Senator Colebatch - I made no such suggestion.

Senator DALY - I understood the honorable senator to say that if a regulation were not tabled within a certain time certain legal consequences would follow.

Senator Sir Hal Colebatch - Not at all.

Senator DALY - Under the act, if regulations are not tabled either because Parliament is not in session, or through some act of negligence on the part of the Government, such regulations, nevertheless, have full legal effect.

Senator Sir Hal Colebatch - That is so.

Senator DALY - The amendment of the Acts Interpretation Act to which the honorable senator referred, imposed on the Government an obligation to table regulations within fifteen sitting days from the date of their making.

Senator Sir Hal Colebatch - Instead of thirty days.

Senator DALY - I think the honorable senator does not appreciate the point which I am endeavouring to make. The previous Government gave this matter careful consideration and, acting on the best legal advice available, prepared a bill, notice of which was given in another place to overcome the difficulty. When this Government came into office it took up the measure. As Leader of the Senate I was able to assure honorable senators that it was a purely machinery bill, and the right honorable the Leader of the Opposition (Senator Pearce), who was acquainted with its provisions, was in a position to advise his colleagues that the measure was not a contentious one.

Senator Sir Hal Colebatch - No one at that time contemplated that it would be used to withhold regulations from the Senate.

Senator DALY - If the honorable senator interprets the action of the Government in connexion with regulations dealing with waterside workers, as an intention to withhold regulations from the Senate, I remind him that, under the original law, it was competent for the Government to withhold the regulations.

Senator Sir Hal Colebatch - For 30 days only.

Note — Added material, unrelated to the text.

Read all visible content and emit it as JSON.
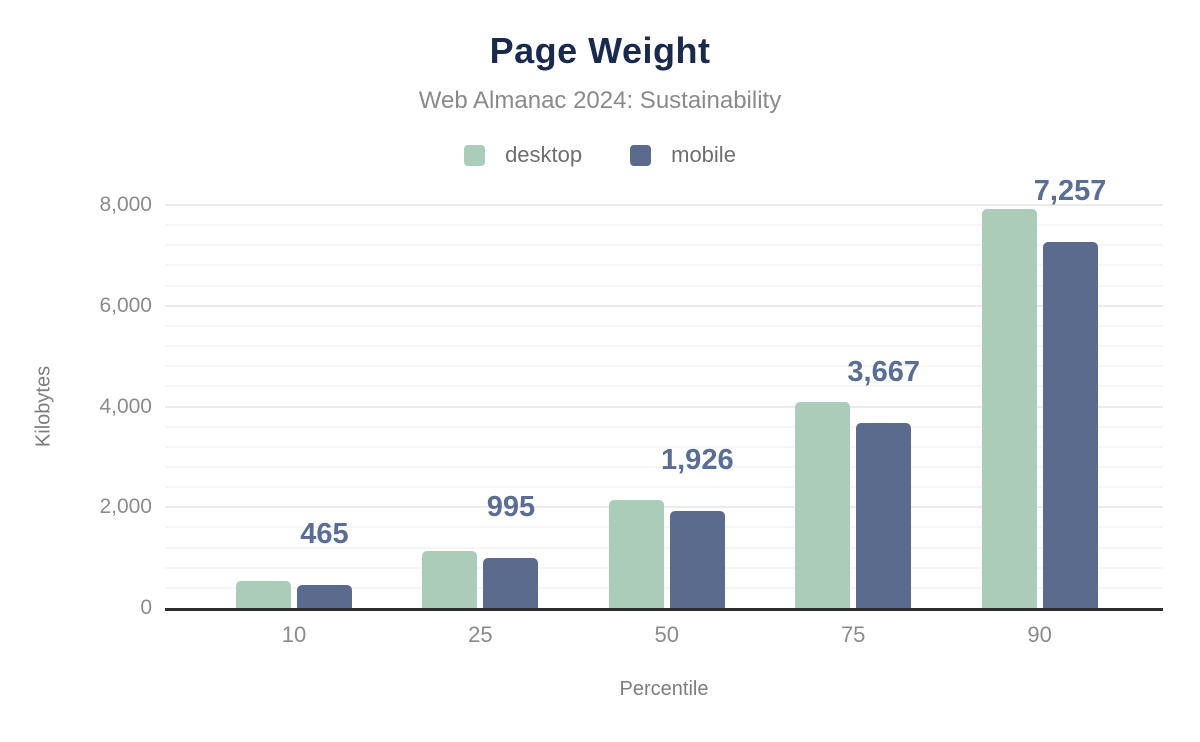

Senator DALY - Even if regulations were not tabled within 30 days they would still have legal force. It was to get over this difficulty that the bill to amend the Acts Interpretation Act was passed. As Leader of the Senate, I conferred with the right honorable the Leader of the Opposition, and, in another place, the AttorneyGeneral consulted the then Leader of the Opposition (Mr. Latham). Both Houses were assured that there was no desire on the part of the Government to shirk its duty, and that the measure should be passed. In some respects the Commonwealth Constitution is unique. I know of no constitution which gives to the parliament greater control over the executive than' is vested in this Parliament. I entirely disagree with Sir Arthur Robinson, whose views were quoted just now by Senator Colebatch. Bearing in mind the intricacies of our Constitution, the laws passed by this Parliament are remarkable for their clarity. I agree with Senator Colebatch that we should have a standing, committee of the Senate to study regulations that are laid on the table from time to time. It is better to make it some men's job instead of allowing it to be no man's job. The proposed committee could give careful study to the many questions that would come before it and give valuable advice to the Senate. On more than one occasion we have had evidence of the need for such a committee. Under the Northern Australia Act; for example, certain regulations were made affecting the interests of quite a number of people. The party that I have the honour to represent has nothing to hide, nor does it seek to gain any advantage by the making of regulations. All that it desires is to operate to the fullest extent the powers that are vested in it under the Constitution. Every regulation that it has made has been tabled. But for the premature action of the Opposition, it would have tabled the regulations dealing with waterside workers. Therefore, I see no reason why any objection should be raised to this proposal ; and I hope that the motion will be carried.